The Great Gatsby is an oddly immaterial novel. In it there are only two characters with bodies that mean anything, bodies of vigor and appetite: Tom Buchanan and his mistress, Myrtle Wilson, whose alliance causes the book’s tragedy. The rest of them, Gatsby, the hordes of guests, Jordan, and, above all, Daisy, seem to be curiously unanchored to the ground. They are pastel beings, beings of light and sound — creatures of the imagination. At Gatsby’s parties, “men and girls” come and go “like moths,” accompanied by an orchestra as if they were characters in a play or a movie. When Nick first sees Daisy and Jordan in East Egg, the girls are reclining on a huge sofa. “They were both in white, and their dresses were rippling and fluttering as if they had just been blown back in after a short flight around the room.” They are as weightless as dollar bills, or maybe hundred-dollar bills, blown up in a wind before they settle again to the ground, and whether or not Fitzgerald intended this lightness as another image of money in his novel, money is the source of the charm that envelops the ethereal creatures. Daisy’s music is her own “thrilling” voice, and it sounds, as Gatsby says, “like money.” But Nick is the one who elaborates on its timbre. In it he hears the jingle of coins and the rain of gold in fairy tales.

It may be that New York and its environs is the best place in the world to feel this particular bewitchment that all the pieties about honest poverty cannot disperse. Fitzgerald is right. Money in the Midwest may be respectable and it may even be considerable, but it is nothing like New York money. There was no money where I grew up, no “real” money, that is. The turkey farmers did well, and the dentists in town had a certain affluent shine to them, but, on the whole, status was measured in increments — a new economy car, unused skates, an automatic garage door opener — and there was a feeling that it was wrong to have much more money than anybody else, and downright sinful to flaunt it if you had it.
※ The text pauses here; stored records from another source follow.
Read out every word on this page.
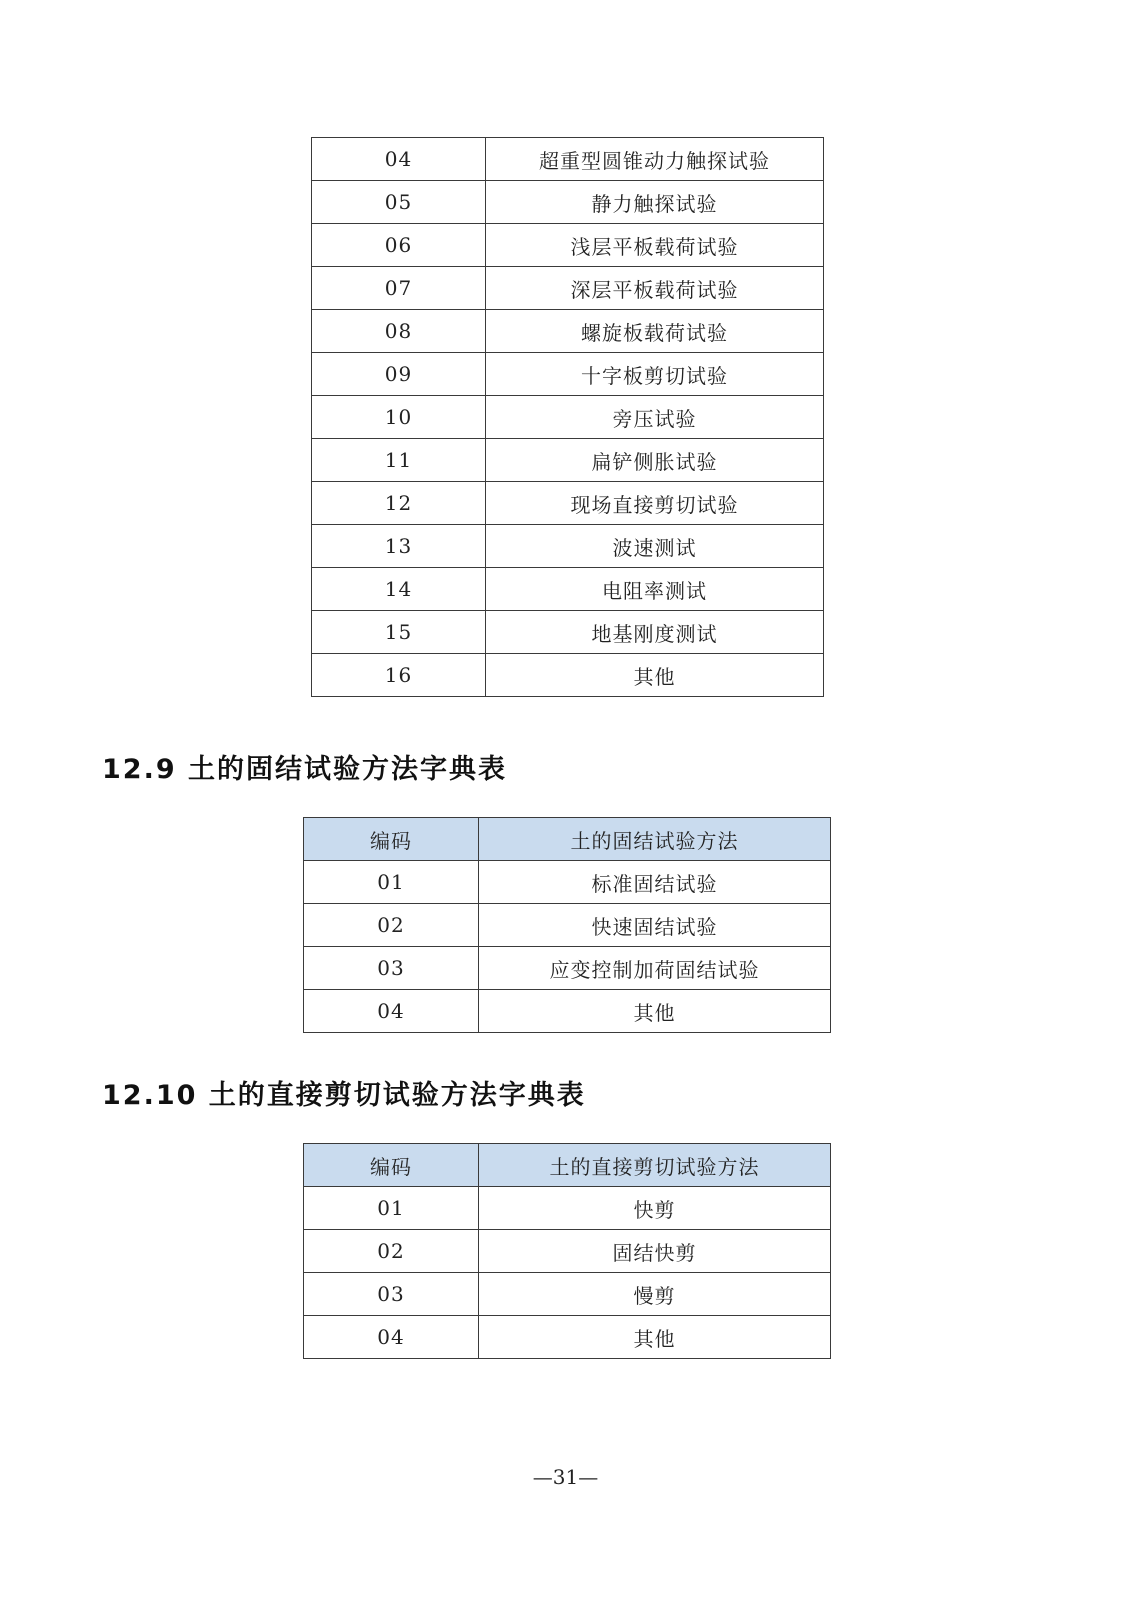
04	超重型圆锥动力触探试验
05	静力触探试验
06	浅层平板载荷试验
07	深层平板载荷试验
08	螺旋板载荷试验
09	十字板剪切试验
10	旁压试验
11	扁铲侧胀试验
12	现场直接剪切试验
13	波速测试
14	电阻率测试
15	地基刚度测试
16	其他
12.9 土的固结试验方法字典表
编码	土的固结试验方法
01	标准固结试验
02	快速固结试验
03	应变控制加荷固结试验
04	其他
12.10 土的直接剪切试验方法字典表
编码	土的直接剪切试验方法
01	快剪
02	固结快剪
03	慢剪
04	其他
—31—
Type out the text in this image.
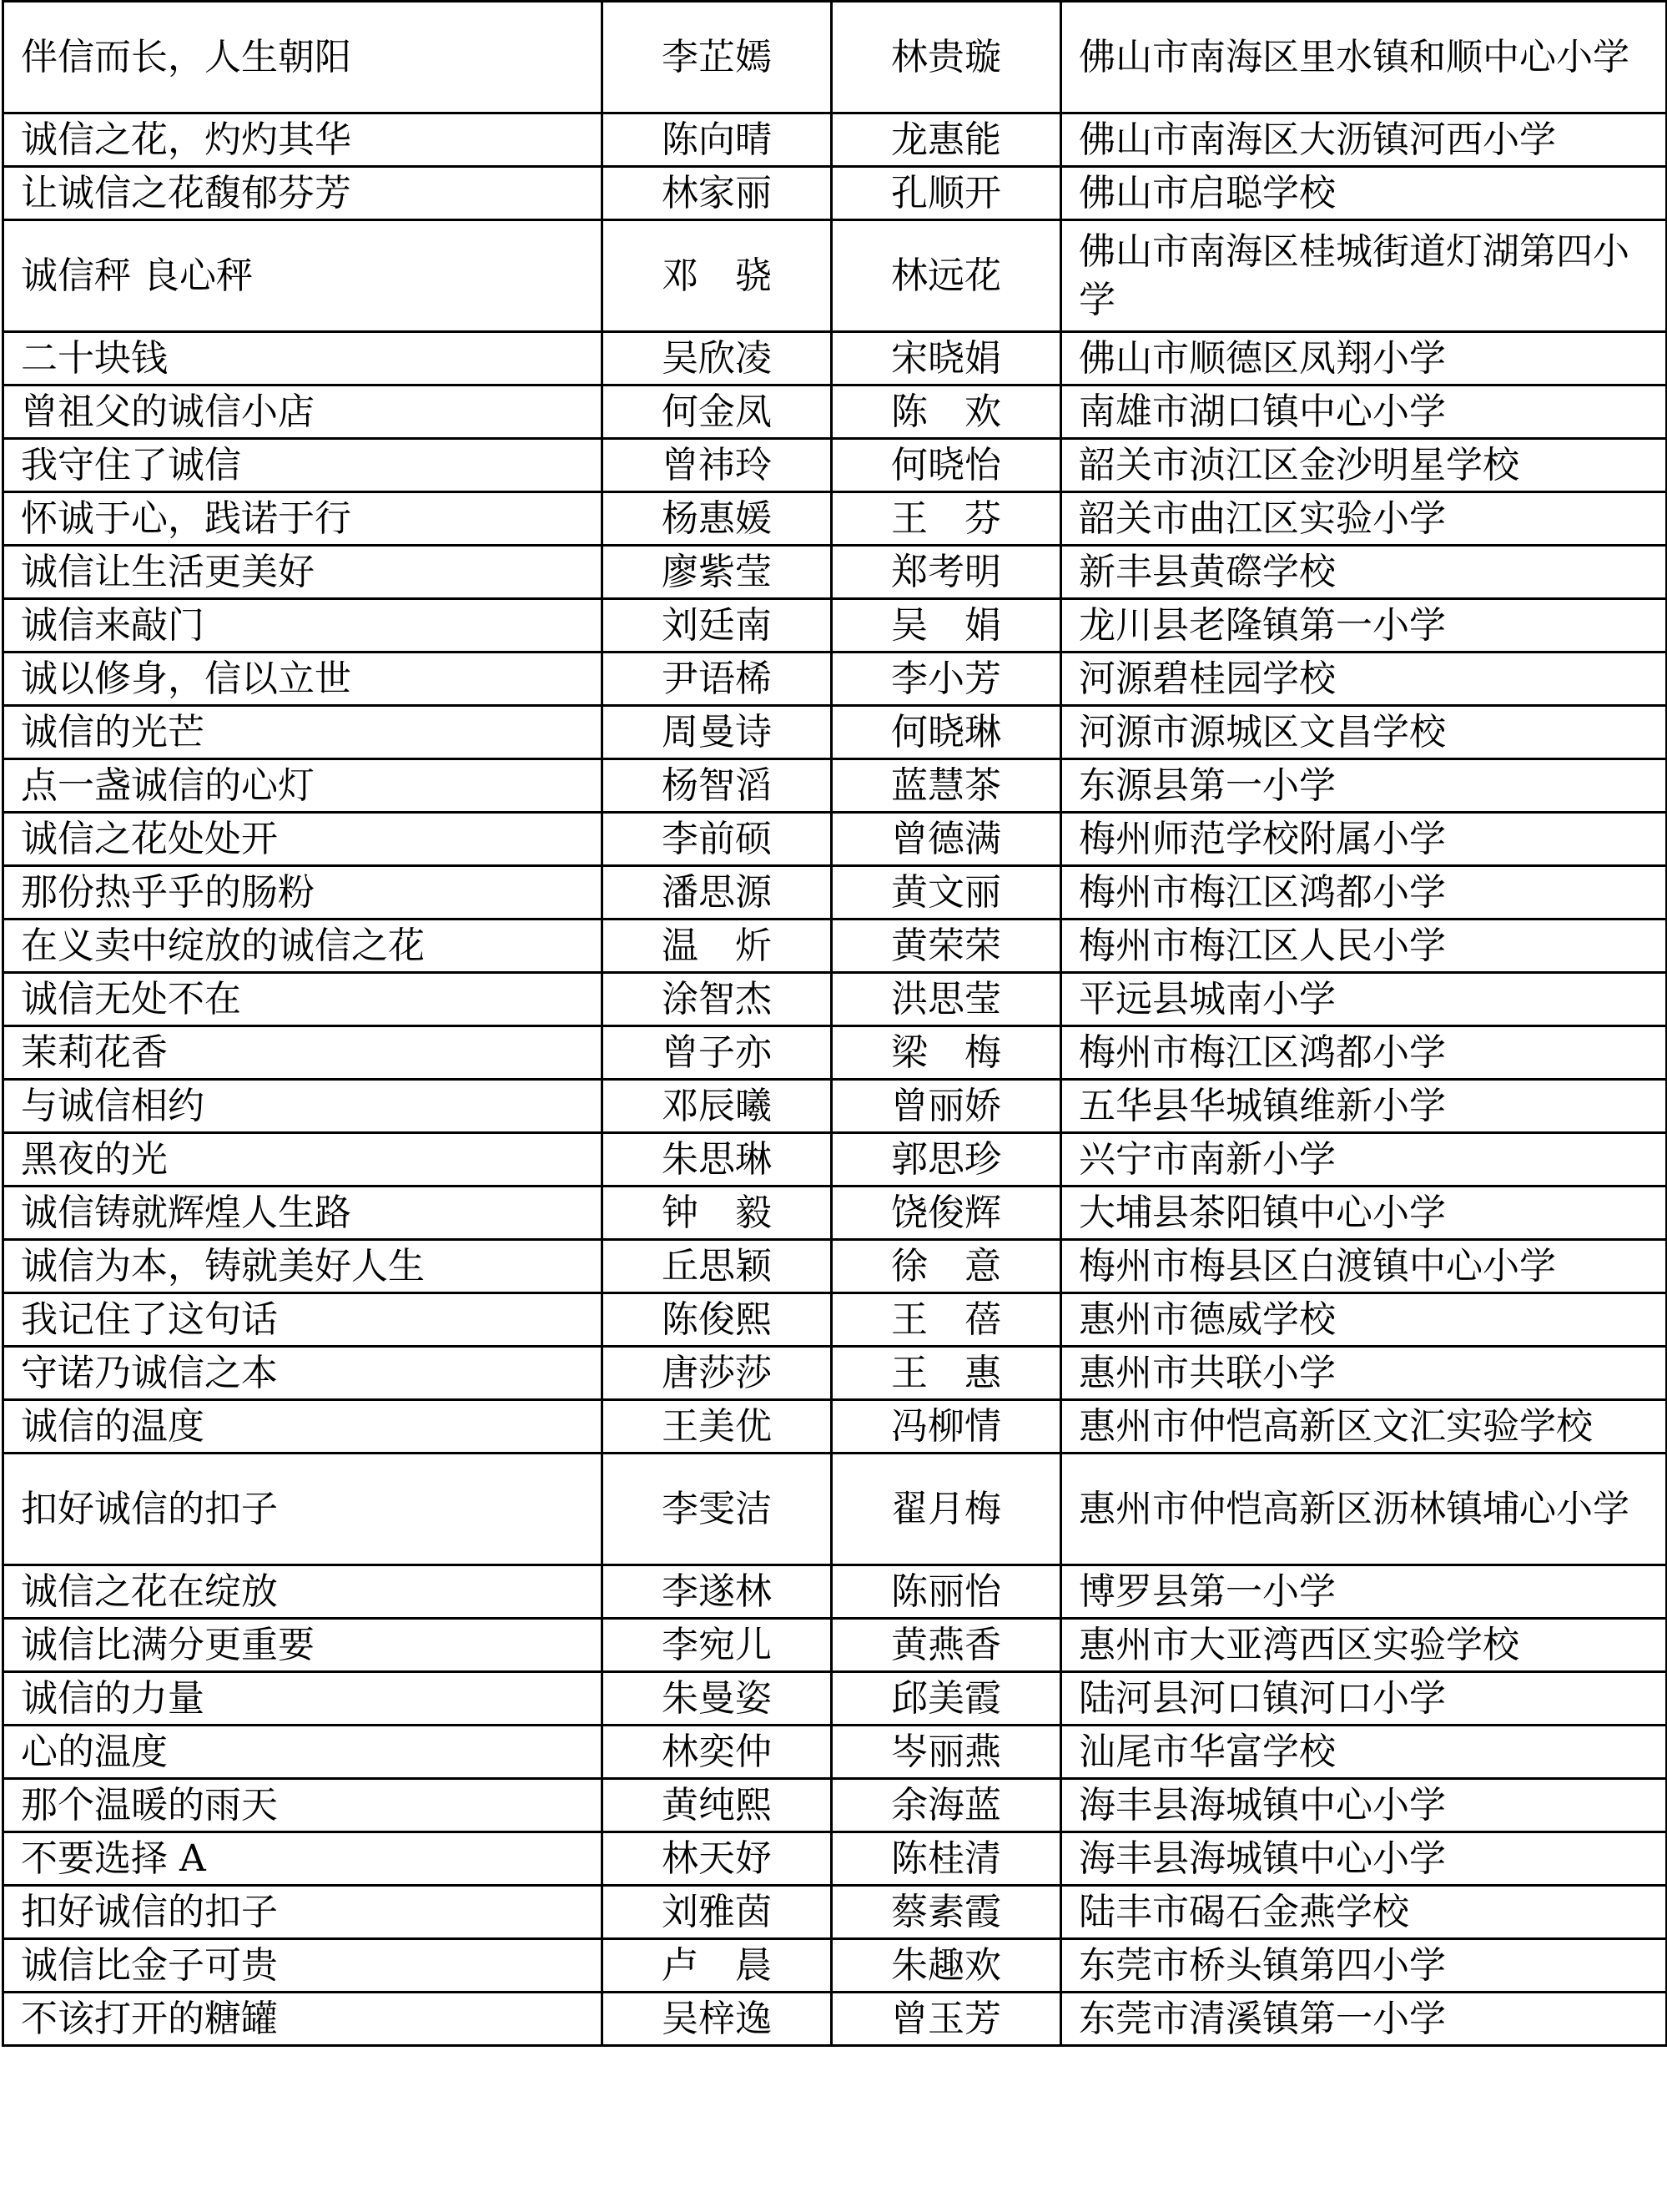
伴信而长，人生朝阳	李芷嫣	林贵璇	佛山市南海区里水镇和顺中心小学
诚信之花，灼灼其华	陈向晴	龙惠能	佛山市南海区大沥镇河西小学
让诚信之花馥郁芬芳	林家丽	孔顺开	佛山市启聪学校
诚信秤 良心秤	邓　骁	林远花	佛山市南海区桂城街道灯湖第四小学
二十块钱	吴欣凌	宋晓娟	佛山市顺德区凤翔小学
曾祖父的诚信小店	何金凤	陈　欢	南雄市湖口镇中心小学
我守住了诚信	曾祎玲	何晓怡	韶关市浈江区金沙明星学校
怀诚于心，践诺于行	杨惠媛	王　芬	韶关市曲江区实验小学
诚信让生活更美好	廖紫莹	郑考明	新丰县黄磜学校
诚信来敲门	刘廷南	吴　娟	龙川县老隆镇第一小学
诚以修身，信以立世	尹语桸	李小芳	河源碧桂园学校
诚信的光芒	周曼诗	何晓琳	河源市源城区文昌学校
点一盏诚信的心灯	杨智滔	蓝慧茶	东源县第一小学
诚信之花处处开	李前硕	曾德满	梅州师范学校附属小学
那份热乎乎的肠粉	潘思源	黄文丽	梅州市梅江区鸿都小学
在义卖中绽放的诚信之花	温　炘	黄荣荣	梅州市梅江区人民小学
诚信无处不在	涂智杰	洪思莹	平远县城南小学
茉莉花香	曾子亦	梁　梅	梅州市梅江区鸿都小学
与诚信相约	邓辰曦	曾丽娇	五华县华城镇维新小学
黑夜的光	朱思琳	郭思珍	兴宁市南新小学
诚信铸就辉煌人生路	钟　毅	饶俊辉	大埔县茶阳镇中心小学
诚信为本，铸就美好人生	丘思颖	徐　意	梅州市梅县区白渡镇中心小学
我记住了这句话	陈俊熙	王　蓓	惠州市德威学校
守诺乃诚信之本	唐莎莎	王　惠	惠州市共联小学
诚信的温度	王美优	冯柳情	惠州市仲恺高新区文汇实验学校
扣好诚信的扣子	李雯洁	翟月梅	惠州市仲恺高新区沥林镇埔心小学
诚信之花在绽放	李遂林	陈丽怡	博罗县第一小学
诚信比满分更重要	李宛儿	黄燕香	惠州市大亚湾西区实验学校
诚信的力量	朱曼姿	邱美霞	陆河县河口镇河口小学
心的温度	林奕仲	岑丽燕	汕尾市华富学校
那个温暖的雨天	黄纯熙	余海蓝	海丰县海城镇中心小学
不要选择 A	林天妤	陈桂清	海丰县海城镇中心小学
扣好诚信的扣子	刘雅茵	蔡素霞	陆丰市碣石金燕学校
诚信比金子可贵	卢　晨	朱趣欢	东莞市桥头镇第四小学
不该打开的糖罐	吴梓逸	曾玉芳	东莞市清溪镇第一小学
When I arrived in New York, the money I saw flabbergasted me. It sashayed on Fifth Avenue and giggled in galleries and generally showed itself off with such unabashed glee that it was impossible not to admire it or envy it, at least a little. And what I saw during my travels through the city in the early 1980s was no different from what Nick saw. Money casts a glow over things, a glow all the more powerful to people who haven’t got it. No matter how clean or morally upright, poverty has cracks and corners of ugliness that nothing but money can close, and I remember the sense of relief and pleasure that would come over me when I sat in a good restaurant with white tablecloths and shining silver and flowers and I knew that my date was a person who could afford to pay. And it happened during my lonely, impoverished student days that a man would lean across the table and invite me to an island or to another country or to a seaside resort, to an East Egg or a West Egg, and the truth was that the smell of money would waft over me, its scent like a torpor-inducing drug, and had there been no Middle West, no Northfield, Minnesota, no home with its strident Lutheran sanctions, no invisible parental eyes always watching me — in short: had I been somebody else — I might have been blown off to an Egg in a gust of wind and floated across the beach and out into the Sound to the strains of some foolish but melodic accompaniment.